Typical Ligurian meal I had
Gelato, more simply known as ice-cream, is popular and good all over the Italian peninsula but, perhaps, not everyone knows that Liguria also boasts a traditional ice-cream flavor, typical of the city of Genoa, called Panera.
The Panera flavored ice cream is more precisely a parfait made with cream and coffee and some local Genoese people get actually angry if you call it ice-cream because they say it’s a semifreddo which technically means parfait.
The origins of this ice cream are quite ancient, in fact they date back to the nineteenth century. According to tradition, the name pronounced pànera, with the accent on the first “a” derives from the word pa – cream – and nera - black.
Without the original recipe (which I heard it’s secret and every restaurant makes its own) I have made several attempts to develop a recipe that is close enough and I propose the best one so that you can taste this delicacy making it yourself.
25 grams of coffee powder
250 ml of whole milk
200 grams of granulated sugar
Dissolve the coffee powder in the milk, add the sugar and heat over a low flame until the sugar is well dissolved.

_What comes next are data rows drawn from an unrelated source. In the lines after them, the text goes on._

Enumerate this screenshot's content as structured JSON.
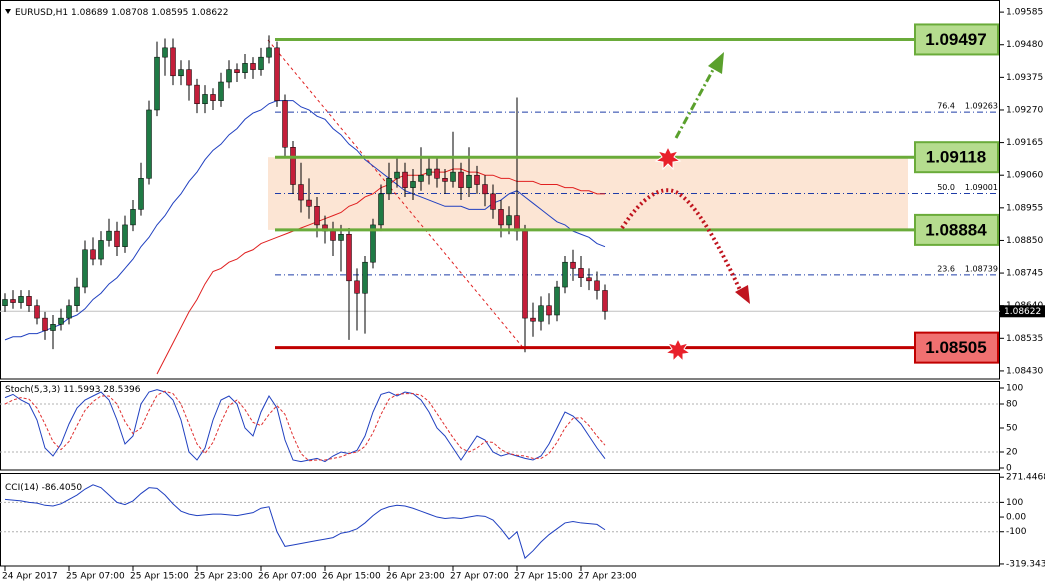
{
  "chart_data": [
    {
      "type": "candlestick",
      "title": "EURUSD,H1",
      "categories": [
        "24 Apr 2017",
        null,
        null,
        null,
        null,
        null,
        null,
        null,
        "25 Apr 07:00",
        null,
        null,
        null,
        null,
        null,
        null,
        null,
        "25 Apr 15:00",
        null,
        null,
        null,
        null,
        null,
        null,
        null,
        "25 Apr 23:00",
        null,
        null,
        null,
        null,
        null,
        null,
        null,
        "26 Apr 07:00",
        null,
        null,
        null,
        null,
        null,
        null,
        null,
        "26 Apr 15:00",
        null,
        null,
        null,
        null,
        null,
        null,
        null,
        "26 Apr 23:00",
        null,
        null,
        null,
        null,
        null,
        null,
        null,
        "27 Apr 07:00",
        null,
        null,
        null,
        null,
        null,
        null,
        null,
        "27 Apr 15:00",
        null,
        null,
        null,
        null,
        null,
        null,
        null,
        "27 Apr 23:00",
        null,
        null,
        null
      ],
      "open": [
        1.0864,
        1.0866,
        1.0865,
        1.0867,
        1.0864,
        1.086,
        1.0856,
        1.0858,
        1.086,
        1.0864,
        1.087,
        1.0882,
        1.0879,
        1.0885,
        1.0888,
        1.0883,
        1.089,
        1.0895,
        1.0905,
        1.0927,
        1.0944,
        1.0947,
        1.0938,
        1.094,
        1.0935,
        1.0929,
        1.0932,
        1.093,
        1.0936,
        1.094,
        1.0939,
        1.0942,
        1.094,
        1.0944,
        1.0947,
        1.093,
        1.0915,
        1.0903,
        1.0898,
        1.0896,
        1.089,
        1.0888,
        1.0885,
        1.0887,
        1.0872,
        1.0868,
        1.0878,
        1.089,
        1.09,
        1.0905,
        1.0907,
        1.0902,
        1.0904,
        1.0906,
        1.0908,
        1.0905,
        1.0904,
        1.0907,
        1.0902,
        1.0906,
        1.0903,
        1.09,
        1.0895,
        1.089,
        1.0893,
        1.0888,
        1.086,
        1.0859,
        1.0864,
        1.0861,
        1.087,
        1.0878,
        1.0876,
        1.0873,
        1.0872,
        1.08689
      ],
      "high": [
        1.0868,
        1.0869,
        1.0869,
        1.0869,
        1.0866,
        1.0862,
        1.0861,
        1.0863,
        1.0866,
        1.0873,
        1.0885,
        1.0886,
        1.0888,
        1.0892,
        1.0891,
        1.0893,
        1.0898,
        1.091,
        1.093,
        1.0949,
        1.095,
        1.095,
        1.0943,
        1.0943,
        1.0937,
        1.0935,
        1.0934,
        1.0939,
        1.0943,
        1.0942,
        1.0945,
        1.0944,
        1.0947,
        1.0951,
        1.0949,
        1.0932,
        1.0917,
        1.091,
        1.0905,
        1.0899,
        1.0893,
        1.0891,
        1.089,
        1.0889,
        1.0876,
        1.088,
        1.0892,
        1.0903,
        1.091,
        1.0912,
        1.091,
        1.0908,
        1.0915,
        1.0912,
        1.0912,
        1.0908,
        1.092,
        1.091,
        1.0915,
        1.0909,
        1.0906,
        1.0903,
        1.0898,
        1.0896,
        1.0931,
        1.089,
        1.0865,
        1.0867,
        1.0868,
        1.0872,
        1.088,
        1.0882,
        1.088,
        1.0876,
        1.0875,
        1.08708
      ],
      "low": [
        1.0862,
        1.0863,
        1.0863,
        1.0862,
        1.0858,
        1.0853,
        1.085,
        1.0856,
        1.0858,
        1.0862,
        1.0868,
        1.0877,
        1.0877,
        1.0883,
        1.088,
        1.0881,
        1.0888,
        1.0893,
        1.0903,
        1.0925,
        1.0938,
        1.0935,
        1.0935,
        1.093,
        1.0926,
        1.0926,
        1.0927,
        1.0928,
        1.0934,
        1.0936,
        1.0937,
        1.0937,
        1.0938,
        1.0942,
        1.0928,
        1.0912,
        1.09,
        1.0894,
        1.0892,
        1.0886,
        1.0884,
        1.088,
        1.0875,
        1.0853,
        1.0856,
        1.0855,
        1.0876,
        1.0888,
        1.0898,
        1.0902,
        1.0899,
        1.0898,
        1.0901,
        1.0903,
        1.0902,
        1.09,
        1.0902,
        1.0898,
        1.0899,
        1.09,
        1.0896,
        1.0892,
        1.0886,
        1.0887,
        1.0885,
        1.0849,
        1.0854,
        1.0856,
        1.0858,
        1.0859,
        1.0868,
        1.0872,
        1.087,
        1.0869,
        1.0866,
        1.08595
      ],
      "close": [
        1.0866,
        1.0865,
        1.0867,
        1.0864,
        1.086,
        1.0856,
        1.0858,
        1.086,
        1.0864,
        1.087,
        1.0882,
        1.0879,
        1.0885,
        1.0888,
        1.0883,
        1.089,
        1.0895,
        1.0905,
        1.0927,
        1.0944,
        1.0947,
        1.0938,
        1.094,
        1.0935,
        1.0929,
        1.0932,
        1.093,
        1.0936,
        1.094,
        1.0939,
        1.0942,
        1.094,
        1.0944,
        1.0947,
        1.093,
        1.0915,
        1.0903,
        1.0898,
        1.0896,
        1.089,
        1.0888,
        1.0885,
        1.0887,
        1.0872,
        1.0868,
        1.0878,
        1.089,
        1.09,
        1.0905,
        1.0907,
        1.0902,
        1.0904,
        1.0906,
        1.0908,
        1.0905,
        1.0904,
        1.0907,
        1.0902,
        1.0906,
        1.0903,
        1.09,
        1.0895,
        1.089,
        1.0893,
        1.0888,
        1.086,
        1.0859,
        1.0864,
        1.0861,
        1.087,
        1.0878,
        1.0876,
        1.0873,
        1.0872,
        1.08689,
        1.08622
      ],
      "up_color": "#1f7a45",
      "down_color": "#c41e3a",
      "lines": [
        {
          "color": "#2040c0",
          "values": [
            1.0853,
            1.0854,
            1.0854,
            1.0855,
            1.0855,
            1.0856,
            1.0857,
            1.0858,
            1.086,
            1.0861,
            1.0863,
            1.0866,
            1.0868,
            1.0871,
            1.0873,
            1.0876,
            1.0879,
            1.0883,
            1.0886,
            1.089,
            1.0893,
            1.0897,
            1.09,
            1.0904,
            1.0907,
            1.0911,
            1.0914,
            1.0916,
            1.0919,
            1.0921,
            1.0924,
            1.0926,
            1.0927,
            1.0929,
            1.093,
            1.093,
            1.093,
            1.0928,
            1.0927,
            1.0925,
            1.0924,
            1.0921,
            1.0919,
            1.0916,
            1.0914,
            1.0911,
            1.0909,
            1.0907,
            1.0905,
            1.0903,
            1.0901,
            1.09,
            1.0899,
            1.0898,
            1.0897,
            1.0896,
            1.0896,
            1.0896,
            1.0895,
            1.0895,
            1.0895,
            1.0897,
            1.0898,
            1.09,
            1.0901,
            1.0899,
            1.0897,
            1.0895,
            1.0893,
            1.0891,
            1.089,
            1.0888,
            1.0887,
            1.0886,
            1.0884,
            1.0883
          ]
        },
        {
          "color": "#e02020",
          "values": [
            null,
            null,
            null,
            null,
            null,
            null,
            null,
            null,
            null,
            null,
            null,
            null,
            null,
            null,
            null,
            null,
            null,
            null,
            null,
            1.0842,
            1.0847,
            1.0852,
            1.0857,
            1.0862,
            1.0866,
            1.0871,
            1.0875,
            1.0876,
            1.0878,
            1.0879,
            1.0881,
            1.0882,
            1.0884,
            1.0885,
            1.0886,
            1.0887,
            1.0888,
            1.0889,
            1.089,
            1.0891,
            1.0892,
            1.0893,
            1.0894,
            1.0896,
            1.0897,
            1.0899,
            1.09,
            1.0902,
            1.0903,
            1.0905,
            1.0906,
            1.0906,
            1.0906,
            1.0907,
            1.0907,
            1.0907,
            1.0908,
            1.0908,
            1.0907,
            1.0907,
            1.0906,
            1.0906,
            1.0905,
            1.0905,
            1.0904,
            1.0904,
            1.0904,
            1.0903,
            1.0903,
            1.0903,
            1.0902,
            1.0902,
            1.0901,
            1.0901,
            1.09,
            1.09
          ]
        }
      ],
      "ylim": [
        1.08404,
        1.09624
      ],
      "yticks": [
        1.09585,
        {
          "value": 1.0948,
          "label": "1.09480"
        },
        1.09375,
        {
          "value": 1.0927,
          "label": "1.09270"
        },
        1.09165,
        {
          "value": 1.0906,
          "label": "1.09060"
        },
        1.08955,
        {
          "value": 1.0885,
          "label": "1.08850"
        },
        1.08745,
        {
          "value": 1.0864,
          "label": "1.08640"
        },
        1.08535,
        {
          "value": 1.0843,
          "label": "1.08430"
        }
      ],
      "levels": [
        {
          "value": 1.09497,
          "color": "#6aab3a",
          "box": "#b5dc8e"
        },
        {
          "value": 1.09118,
          "color": "#6aab3a",
          "box": "#b5dc8e"
        },
        {
          "value": 1.08884,
          "color": "#6aab3a",
          "box": "#b5dc8e"
        },
        {
          "value": 1.08505,
          "color": "#c00000",
          "box": "#f07070"
        }
      ],
      "fib": [
        {
          "label": "76.4",
          "value": 1.09263
        },
        {
          "label": "50.0",
          "value": 1.09001
        },
        {
          "label": "23.6",
          "value": 1.08739
        }
      ]
    },
    {
      "type": "line",
      "title": "Stoch(5,3,3)",
      "series": [
        {
          "color": "#2040c0",
          "values": [
            88,
            92,
            85,
            80,
            60,
            25,
            15,
            30,
            55,
            75,
            85,
            90,
            95,
            85,
            60,
            30,
            40,
            80,
            95,
            98,
            95,
            85,
            60,
            20,
            10,
            25,
            60,
            85,
            90,
            80,
            50,
            40,
            70,
            90,
            75,
            35,
            10,
            8,
            10,
            12,
            8,
            15,
            20,
            18,
            22,
            40,
            70,
            92,
            95,
            90,
            95,
            93,
            85,
            70,
            50,
            40,
            25,
            10,
            25,
            40,
            35,
            20,
            15,
            18,
            15,
            12,
            10,
            15,
            30,
            50,
            70,
            65,
            55,
            40,
            25,
            11.5993
          ]
        },
        {
          "color": "#e03030",
          "dashed": true,
          "values": [
            80,
            85,
            88,
            86,
            75,
            55,
            33,
            23,
            33,
            53,
            72,
            83,
            90,
            90,
            80,
            58,
            43,
            50,
            72,
            91,
            96,
            93,
            80,
            55,
            30,
            18,
            32,
            57,
            78,
            85,
            73,
            57,
            53,
            67,
            78,
            67,
            40,
            18,
            9,
            10,
            10,
            12,
            14,
            18,
            20,
            27,
            44,
            67,
            86,
            92,
            93,
            93,
            91,
            83,
            68,
            53,
            38,
            25,
            20,
            25,
            33,
            32,
            23,
            18,
            16,
            15,
            12,
            12,
            18,
            32,
            50,
            62,
            63,
            53,
            40,
            28.5396
          ]
        }
      ],
      "ylim": [
        -2.5,
        108.75
      ],
      "yticks": [
        0,
        20,
        50,
        80,
        100
      ],
      "levels": [
        20,
        80
      ]
    },
    {
      "type": "line",
      "title": "CCI(14)",
      "current": {
        "value": -86.405,
        "label": "-86.4050"
      },
      "series": [
        {
          "color": "#2040c0",
          "values": [
            120,
            115,
            110,
            100,
            95,
            80,
            75,
            90,
            120,
            150,
            190,
            220,
            200,
            150,
            100,
            85,
            110,
            160,
            200,
            195,
            150,
            90,
            40,
            20,
            10,
            15,
            20,
            20,
            15,
            10,
            20,
            30,
            60,
            70,
            -100,
            -200,
            -190,
            -180,
            -170,
            -160,
            -150,
            -140,
            -110,
            -100,
            -80,
            -40,
            10,
            50,
            70,
            80,
            75,
            60,
            40,
            20,
            0,
            -10,
            -5,
            -10,
            0,
            10,
            5,
            -20,
            -80,
            -150,
            -100,
            -280,
            -230,
            -170,
            -120,
            -80,
            -40,
            -30,
            -40,
            -45,
            -50,
            -86.405
          ]
        }
      ],
      "ylim": [
        -333.3,
        300
      ],
      "yticks": [
        271.4468,
        100,
        {
          "value": 0,
          "label": "0.00"
        },
        -100,
        -319.3439
      ],
      "levels": [
        100,
        -100
      ]
    }
  ]
}
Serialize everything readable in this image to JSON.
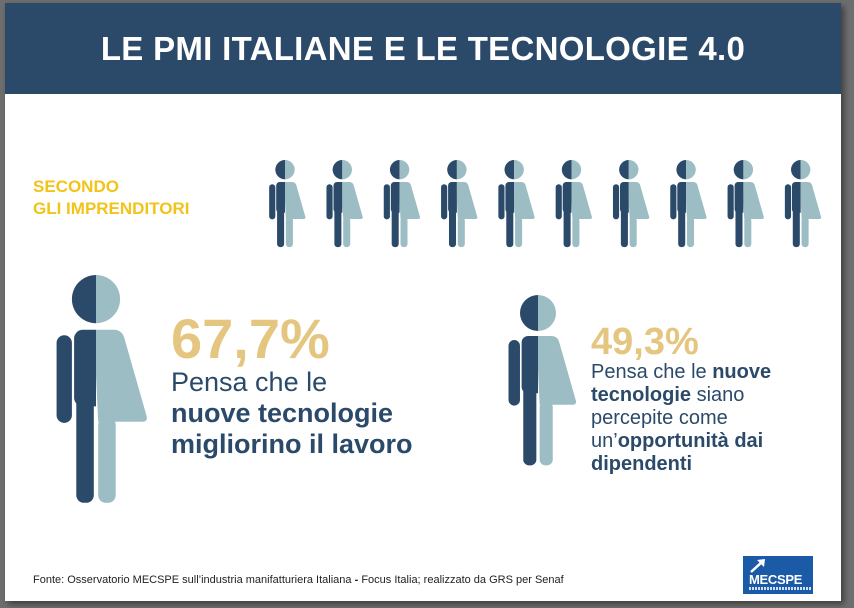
{
  "header": {
    "title": "LE PMI ITALIANE E LE TECNOLOGIE 4.0"
  },
  "subtitle": {
    "line1": "SECONDO",
    "line2": "GLI IMPRENDITORI"
  },
  "icon_row": {
    "count": 10,
    "dark_color": "#2b4a6a",
    "light_color": "#9dbdc4"
  },
  "stat1": {
    "percent": "67,7%",
    "line1": "Pensa che le",
    "line2": "nuove tecnologie",
    "line3": "migliorino il lavoro"
  },
  "stat2": {
    "percent": "49,3%",
    "line1_normal": "Pensa che le ",
    "line1_bold": "nuove",
    "line2_bold": "tecnologie",
    "line2_normal": " siano",
    "line3": "percepite come",
    "line4_normal": "un’",
    "line4_bold": "opportunità dai",
    "line5_bold": "dipendenti"
  },
  "source": {
    "part1": "Fonte: Osservatorio MECSPE sull’industria manifatturiera Italiana",
    "separator": " - ",
    "part2": "Focus Italia; realizzato da GRS per Senaf"
  },
  "logo": {
    "text": "MECSPE",
    "brand_color": "#1a5aa6",
    "icon": "arrow-up-right-icon"
  },
  "colors": {
    "header_bg": "#2b4a6a",
    "accent_yellow": "#f2c318",
    "percent_gold": "#e5c680",
    "text_navy": "#2b4a6a"
  }
}
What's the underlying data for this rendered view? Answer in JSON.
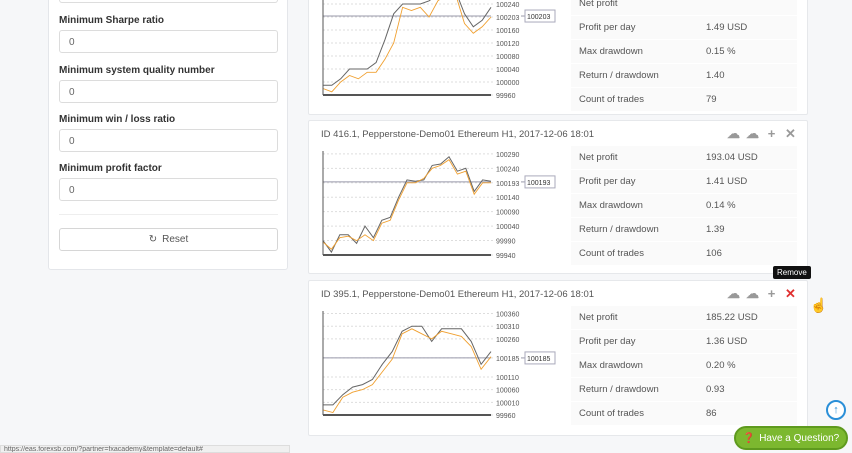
{
  "filters": [
    {
      "label": "Minimum Sharpe ratio",
      "value": "0"
    },
    {
      "label": "Minimum system quality number",
      "value": "0"
    },
    {
      "label": "Minimum win / loss ratio",
      "value": "0"
    },
    {
      "label": "Minimum profit factor",
      "value": "0"
    }
  ],
  "reset_label": "Reset",
  "stat_labels": [
    "Net profit",
    "Profit per day",
    "Max drawdown",
    "Return / drawdown",
    "Count of trades"
  ],
  "cards": [
    {
      "title": "",
      "stats": [
        "",
        "1.49 USD",
        "0.15 %",
        "1.40",
        "79"
      ]
    },
    {
      "title": "ID 416.1, Pepperstone-Demo01 Ethereum H1, 2017-12-06 18:01",
      "stats": [
        "193.04 USD",
        "1.41 USD",
        "0.14 %",
        "1.39",
        "106"
      ]
    },
    {
      "title": "ID 395.1, Pepperstone-Demo01 Ethereum H1, 2017-12-06 18:01",
      "stats": [
        "185.22 USD",
        "1.36 USD",
        "0.20 %",
        "0.93",
        "86"
      ]
    }
  ],
  "tooltip": "Remove",
  "status_url": "https://eas.forexsb.com/?partner=fxacademy&template=default#",
  "help_button": "Have a Question?",
  "colors": {
    "balance": "#666666",
    "equity": "#f0a030",
    "accent": "#7cb82f",
    "remove": "#e03030"
  },
  "chart_data": [
    {
      "type": "line",
      "ylim": [
        99960,
        100280
      ],
      "ticks": [
        "100240",
        "100203",
        "100160",
        "100120",
        "100080",
        "100040",
        "100000",
        "99960"
      ],
      "tick_values": [
        100240,
        100200,
        100160,
        100120,
        100080,
        100040,
        100000,
        99960
      ],
      "current": 100203,
      "current_label": "100203",
      "balance": [
        99990,
        99990,
        100010,
        100040,
        100040,
        100040,
        100060,
        100130,
        100210,
        100240,
        100240,
        100240,
        100250,
        100270,
        100280,
        100280,
        100210,
        100170,
        100190,
        100230
      ],
      "equity": [
        99980,
        99970,
        100000,
        100020,
        100010,
        100030,
        100030,
        100070,
        100120,
        100230,
        100220,
        100230,
        100200,
        100250,
        100270,
        100270,
        100180,
        100150,
        100170,
        100200
      ]
    },
    {
      "type": "line",
      "ylim": [
        99940,
        100300
      ],
      "ticks": [
        "100290",
        "100240",
        "100193",
        "100140",
        "100090",
        "100040",
        "99990",
        "99940"
      ],
      "tick_values": [
        100290,
        100240,
        100190,
        100140,
        100090,
        100040,
        99990,
        99940
      ],
      "current": 100193,
      "current_label": "100193",
      "balance": [
        99990,
        99950,
        100010,
        100010,
        99980,
        100040,
        100000,
        100060,
        100070,
        100140,
        100200,
        100195,
        100200,
        100250,
        100255,
        100280,
        100230,
        100240,
        100160,
        100200,
        100195
      ],
      "equity": [
        99985,
        99960,
        100000,
        100005,
        99990,
        100010,
        99990,
        100050,
        100060,
        100130,
        100190,
        100190,
        100205,
        100240,
        100250,
        100270,
        100220,
        100230,
        100150,
        100190,
        100190
      ]
    },
    {
      "type": "line",
      "ylim": [
        99960,
        100370
      ],
      "ticks": [
        "100360",
        "100310",
        "100260",
        "100185",
        "100110",
        "100060",
        "100010",
        "99960"
      ],
      "tick_values": [
        100360,
        100310,
        100260,
        100185,
        100110,
        100060,
        100010,
        99960
      ],
      "current": 100185,
      "current_label": "100185",
      "balance": [
        100000,
        100000,
        100040,
        100070,
        100080,
        100100,
        100160,
        100210,
        100290,
        100310,
        100310,
        100250,
        100300,
        100300,
        100300,
        100250,
        100160,
        100210
      ],
      "equity": [
        99980,
        99970,
        100030,
        100050,
        100060,
        100080,
        100130,
        100180,
        100280,
        100300,
        100280,
        100260,
        100290,
        100280,
        100270,
        100230,
        100140,
        100190
      ]
    }
  ]
}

Let it cool completely, then filter with a fine filter to remove any traces of coffee powder.
Pour the mixture into a low and wide container and place it in the freezer to solidify. Take out every half hour and mix quickly with a whisk to make it homogeneous. When it is creamy, but not yet completely frozen, add the whipped cream in two stages and put it back in the freezer to complete the cooling, still stirring it occasionally.
In the past, many Ligurian and French cafés owners placed on their counters a vase with a majolica teaspoon full of small green citrus fruits immersed in Maraschino liqueur: they were chinotti from Savona, alcoholic citrus fruits famous and unique for quality, aroma and excellent as a digestive. This citrus fruit is grown in Liguria with the Slow Food Presidium in the coastal area from Celle to Varigotti. Despite being a plant native to China, it seems that around the 16th century, a Savona navigator transplanted it to the Ligurian coast and here he found an ideal environment which, over time, improved its qualities.
The characteristics of the fruit give the liqueur a strong taste, leaving a wonderful citrus aftertaste and delicately bitter hints in the mouth.
According to the traditional method of making such liqueurs, officinal herbs and natural extracts are macerated in an alcoholic base composed of ethyl alcohol and spring water later mixed with cane sugar.
I have tried both the original chinotto liqueur made with the citrus fruit alone and its newer version with an addition of basil, mint and sage.
In the last one the citrus scents of lemon and chinotto are complemented by the herbaceous notes of basil and sage while the mint leaves give it a pleasant freshness so I preferred the latter.
Although some say that Panera should be eaten alone I very much liked the combination of the dessert followed by the digestive liqueur.